Das Sammeln von Gesundheitsdaten gibt Anbietern ganz neue Möglichkeiten. „Beratungen, für die der Arzt wenig Zeit hat, digitalisieren wir“, sagt Inga Bergen, Geschäftsführerin von welldoo. Das Berliner Unternehmen entwickelt im Auftrag von Krankenkassen, Pharmaunternehmen oder Krankenhausketten Apps und Tracker. „Wir loben die Menschen, geben ihnen Rückmeldung über ihre Fortschritte und die Möglichkeit, ihr Verhalten besser zu verstehen.“

Anbieter halten die Angst um den Datenschutz für überzogen

Bei Erfolg gibt es einen „push“ – eine Nachricht aufs Handy. Ältere Kunden bevorzugen eine E-Mail, in der steht, wie sie ihre Ziele besser einhalten können. 60 Mitarbeiter beschäftigt welldoo. Angaben über den Umsatz will Geschäftsführerin Bergen, deren Unternehmen zum Bertelsmann-Konzern gehört, nicht machen.

Die Angst vor dem Missbrauch der Informationen, die über Smartphone-Apps oder tragbare Mikrocomputer gesammelt werden, hält die Branche für übertrieben. Vielmehr würden die Möglichkeiten, die die Anwendungen heute schon böten, ausgebremst. „Wir haben ein sehr strenges Datenschutzgesetz in Deutschland“, sagt Bergen. Sie beteuert: „Daten fließen nie einfach so an Ärzte und werden auch nicht personenbezogen an die Krankenkassen übergeben.“ So sei es bereits unmöglich, die eigenen Werte per E-Mail an den Arzt zu schicken – aus Datenschutzgründen.

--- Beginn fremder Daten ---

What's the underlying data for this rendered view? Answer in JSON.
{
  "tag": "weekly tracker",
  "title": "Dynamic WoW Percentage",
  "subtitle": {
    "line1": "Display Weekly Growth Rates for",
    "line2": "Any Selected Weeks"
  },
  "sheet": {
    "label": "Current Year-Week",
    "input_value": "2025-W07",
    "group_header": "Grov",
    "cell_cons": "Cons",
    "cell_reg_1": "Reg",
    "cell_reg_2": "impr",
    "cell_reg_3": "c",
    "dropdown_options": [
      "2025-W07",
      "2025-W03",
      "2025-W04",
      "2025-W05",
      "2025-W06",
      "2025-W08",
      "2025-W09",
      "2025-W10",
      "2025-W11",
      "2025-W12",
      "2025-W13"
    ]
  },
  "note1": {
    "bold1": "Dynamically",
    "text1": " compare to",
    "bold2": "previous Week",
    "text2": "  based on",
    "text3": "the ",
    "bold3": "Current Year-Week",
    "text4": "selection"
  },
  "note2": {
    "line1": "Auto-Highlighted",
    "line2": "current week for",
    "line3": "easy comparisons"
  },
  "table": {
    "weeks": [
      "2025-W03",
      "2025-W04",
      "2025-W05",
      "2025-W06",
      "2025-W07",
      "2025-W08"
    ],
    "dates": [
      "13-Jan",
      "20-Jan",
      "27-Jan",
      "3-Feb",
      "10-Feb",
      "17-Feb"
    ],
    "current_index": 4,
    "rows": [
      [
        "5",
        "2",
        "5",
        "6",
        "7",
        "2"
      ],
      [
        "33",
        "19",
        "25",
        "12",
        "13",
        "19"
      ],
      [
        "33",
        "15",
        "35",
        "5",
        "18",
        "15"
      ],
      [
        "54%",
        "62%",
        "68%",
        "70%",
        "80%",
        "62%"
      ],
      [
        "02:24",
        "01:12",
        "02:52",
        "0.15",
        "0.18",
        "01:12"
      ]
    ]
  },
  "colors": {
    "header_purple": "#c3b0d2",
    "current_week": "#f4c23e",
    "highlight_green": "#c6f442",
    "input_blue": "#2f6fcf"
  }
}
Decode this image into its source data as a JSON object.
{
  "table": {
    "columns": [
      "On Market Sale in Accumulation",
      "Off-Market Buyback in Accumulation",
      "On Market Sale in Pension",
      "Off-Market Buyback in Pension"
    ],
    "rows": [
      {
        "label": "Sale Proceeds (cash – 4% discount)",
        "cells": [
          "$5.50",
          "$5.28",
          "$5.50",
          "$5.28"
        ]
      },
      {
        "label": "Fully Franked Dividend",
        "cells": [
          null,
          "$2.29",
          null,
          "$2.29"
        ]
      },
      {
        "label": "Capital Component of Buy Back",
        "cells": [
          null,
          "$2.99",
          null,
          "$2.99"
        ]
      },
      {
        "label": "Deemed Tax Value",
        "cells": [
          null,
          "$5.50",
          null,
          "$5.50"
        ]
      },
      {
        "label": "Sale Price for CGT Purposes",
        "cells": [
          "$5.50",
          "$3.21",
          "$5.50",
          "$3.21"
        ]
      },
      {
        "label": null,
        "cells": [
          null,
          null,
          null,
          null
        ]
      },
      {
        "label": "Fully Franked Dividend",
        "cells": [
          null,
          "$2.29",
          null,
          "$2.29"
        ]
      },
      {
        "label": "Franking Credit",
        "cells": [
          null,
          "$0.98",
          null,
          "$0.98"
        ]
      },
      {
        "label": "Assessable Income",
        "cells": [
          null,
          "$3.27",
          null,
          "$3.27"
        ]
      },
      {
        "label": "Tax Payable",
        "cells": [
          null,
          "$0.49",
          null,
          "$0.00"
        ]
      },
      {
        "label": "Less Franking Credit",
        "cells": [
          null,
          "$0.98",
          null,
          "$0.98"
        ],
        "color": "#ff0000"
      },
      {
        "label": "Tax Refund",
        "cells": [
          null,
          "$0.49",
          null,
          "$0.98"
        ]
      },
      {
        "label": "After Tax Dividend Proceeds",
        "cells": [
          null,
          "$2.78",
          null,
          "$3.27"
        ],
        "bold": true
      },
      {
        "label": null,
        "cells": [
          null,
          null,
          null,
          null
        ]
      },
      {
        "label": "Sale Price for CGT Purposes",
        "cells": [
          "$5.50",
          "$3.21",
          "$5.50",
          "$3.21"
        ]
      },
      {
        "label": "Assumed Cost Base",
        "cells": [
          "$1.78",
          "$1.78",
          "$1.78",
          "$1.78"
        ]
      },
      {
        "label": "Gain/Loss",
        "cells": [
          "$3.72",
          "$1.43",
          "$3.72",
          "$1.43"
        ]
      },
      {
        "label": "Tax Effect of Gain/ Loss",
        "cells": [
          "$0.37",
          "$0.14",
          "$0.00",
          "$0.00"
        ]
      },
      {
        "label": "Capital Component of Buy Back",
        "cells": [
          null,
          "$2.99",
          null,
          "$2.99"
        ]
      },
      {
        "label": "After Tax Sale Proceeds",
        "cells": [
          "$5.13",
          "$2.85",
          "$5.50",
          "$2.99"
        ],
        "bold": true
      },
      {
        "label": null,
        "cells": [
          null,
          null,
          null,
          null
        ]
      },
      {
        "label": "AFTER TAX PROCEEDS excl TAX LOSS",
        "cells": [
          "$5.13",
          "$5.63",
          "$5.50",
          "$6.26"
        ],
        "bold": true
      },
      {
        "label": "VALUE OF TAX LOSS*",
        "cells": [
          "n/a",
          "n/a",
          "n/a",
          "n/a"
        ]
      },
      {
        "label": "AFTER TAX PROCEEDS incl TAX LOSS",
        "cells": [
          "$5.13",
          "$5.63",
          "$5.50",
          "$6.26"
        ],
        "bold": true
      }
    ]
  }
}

Die Anwendungsmöglichkeiten sind schier unendlich. Ein Blick in die App-Stores von Apple und Google zeigt: Es gibt Tausende Angebote, zugeschnitten auf jegliche Wellness- und Gesundheitsbedürfnisse. Was Verbraucherschützerin Mauersberg beunruhigt: Eine Qualitätskontrolle gibt es dabei nicht, sagt sie. „Diese Anwendungen müssen als Medizinprodukt eingestuft und entsprechend reguliert werden.“ Die falsche Kilometerzahl nach dem Joggen möge nicht schlimm sein. Doch eine fehlerhafte Herzfrequenz, die von einem Tracker gemessen wurde, könne für einen Kranken sehr gefährlich werden, sagt sie.

„Gesundheits-Apps können das Leben von Patienten verbessern, aber auch Schaden anrichten“, warnt Klaus Müller, Vorstand des Verbraucherzentrale Bundesverbandes. Seine Forderung zum heutigen Safer Internet Day: Politik und Aufsicht im Gesundheitswesen müssten schnell Standards für Qualität, Datenschutz und Datensicherheit entwickeln.